What is the benefit of Shell Sort versus Insertion/Bubble Sort?

Question

My professor gave me the following definition of Shell Sort. I've included the Bubble and Insertion Sort algorithms as well.

What is the advantage of using Shell Sort vs just a regular Insertion Sort or Bubble Sort with gap=1? Eventually, the Shell Sort boils down to that anyway, right?

I'm not asking you to do my homework. I'm legitimately confused and want to understand what's going on.

Also, I've already visited Wikipedia and seen the Time Complexity table and I already know what they say. I'm looking for the why, not the what.

def shell(a, n):
    gap = n / 2

    while gap >= 1:
            insertion(a, n, gap) # or bubble
            gap /= 2

def bubble(a, n, gap=1):
    for i in range(n):
            for j in range(n-i-gap):
                    if a[j] > a[j+gap]:
                            swap(a, j, j+1)

def insertion(a, n, gap=1):
    for i in range(1,n):
            x = a[i]
            j = i-gap

            while j>=0 and  a[j]>x:
                    a[j+gap] = a[j]
                    j-=gap

            a[j+gap]=x

Answer 1

The logic of shell sort is to sort entries that are further away first. Given a partially sorted list you can in theory sort a lot faster than O(n^2). Also given a large unsorted array the probability that your final sorted position being far from your current position is high. So logically it makes sense to use a larger gap. But the main point of shell sorts is not really its performance, instead it is the simplicity of the algorithm and the low usage of stack memory.

Given that on average it does better than O(n^2) (depends of the gap sequence), small code sizes and stack usages it is very popular in embedded applications where memory constraints are a factor.

Answer 2

Shell sort allows swapping of indexes that are far apart, where bubble sort only swaps items that are adjacent.

The wikipedia entries on

• http://en.wikipedia.org/wiki/Shell_sort
• http://en.wikipedia.org/wiki/Insertion_sort
• http://en.wikipedia.org/wiki/Bubble_sort

cover the differences.

Edit:

Imagine that you've got a bunch of cards in your hand and the cards are almost in order, except the first and last are swapped. bubble sort would be a pain to do, because there'd be about 2n swaps, insertion sort would be better with n swaps, but shell sort could do it in 1. (the number of swaps varies based on algorithm implementation, this is just an example)

Answer 3

The diference is the efficiency.

Insertion Sort and Bubble sort are both O(n^2), meanwhile Shell Sort is O(n log n).

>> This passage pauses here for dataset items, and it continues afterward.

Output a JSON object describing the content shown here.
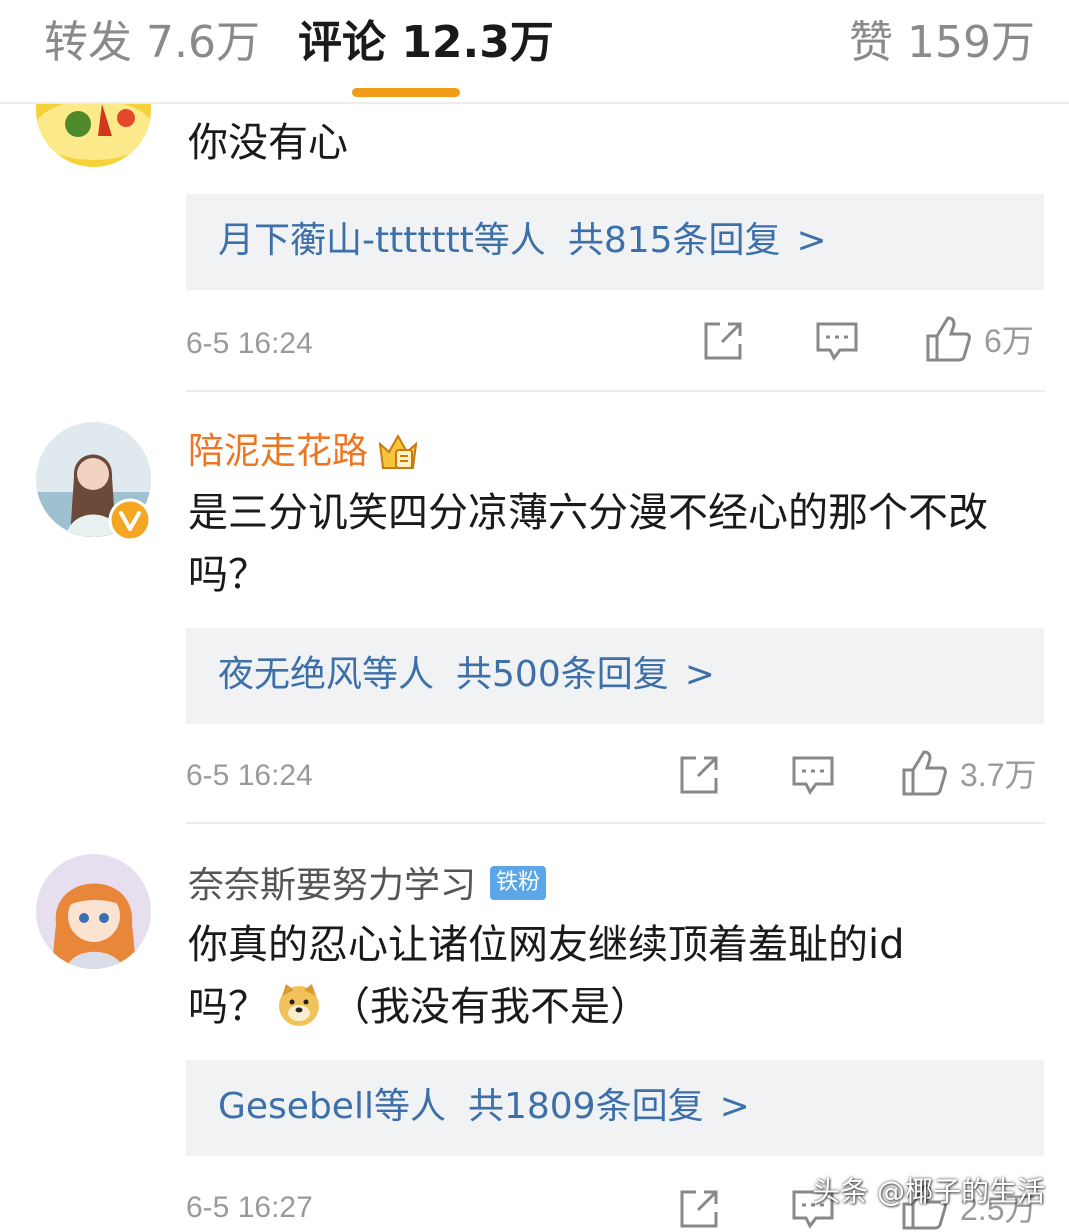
{
  "tabs": {
    "repost": "转发 7.6万",
    "comment": "评论 12.3万",
    "like": "赞 159万"
  },
  "comments": [
    {
      "text": "你没有心",
      "reply_users": "月下蘅山-ttttttt等人",
      "reply_count": "共815条回复",
      "reply_chevron": ">",
      "time": "6-5 16:24",
      "likes": "6万"
    },
    {
      "username": "陪泥走花路",
      "text": "是三分讥笑四分凉薄六分漫不经心的那个不改吗？",
      "reply_users": "夜无绝风等人",
      "reply_count": "共500条回复",
      "reply_chevron": ">",
      "time": "6-5 16:24",
      "likes": "3.7万"
    },
    {
      "username": "奈奈斯要努力学习",
      "badge": "铁粉",
      "text_line1": "你真的忍心让诸位网友继续顶着羞耻的id",
      "text_line2_a": "吗？",
      "text_line2_b": "（我没有我不是）",
      "reply_users": "Gesebell等人",
      "reply_count": "共1809条回复",
      "reply_chevron": ">",
      "time": "6-5 16:27",
      "likes": "2.5万"
    }
  ],
  "watermark": "头条 @椰子的生活",
  "colors": {
    "accent": "#f39c1a",
    "link": "#3d6fa8",
    "vip_name": "#ee7622",
    "fan_badge": "#5aa6e6"
  }
}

That means if you have a collection that has 100 elements, the amount of operations with Bubble and Insert sort are K * 100^2 = K *  10000 operations, where K depends of others factors, but is mostly constant.

Using the Shell Sort, the operations needed will be Q * 100 * Log 100 = Q * 100 * 2 = Q * 2000 operations, where Q depends on others factors and is mostly constant.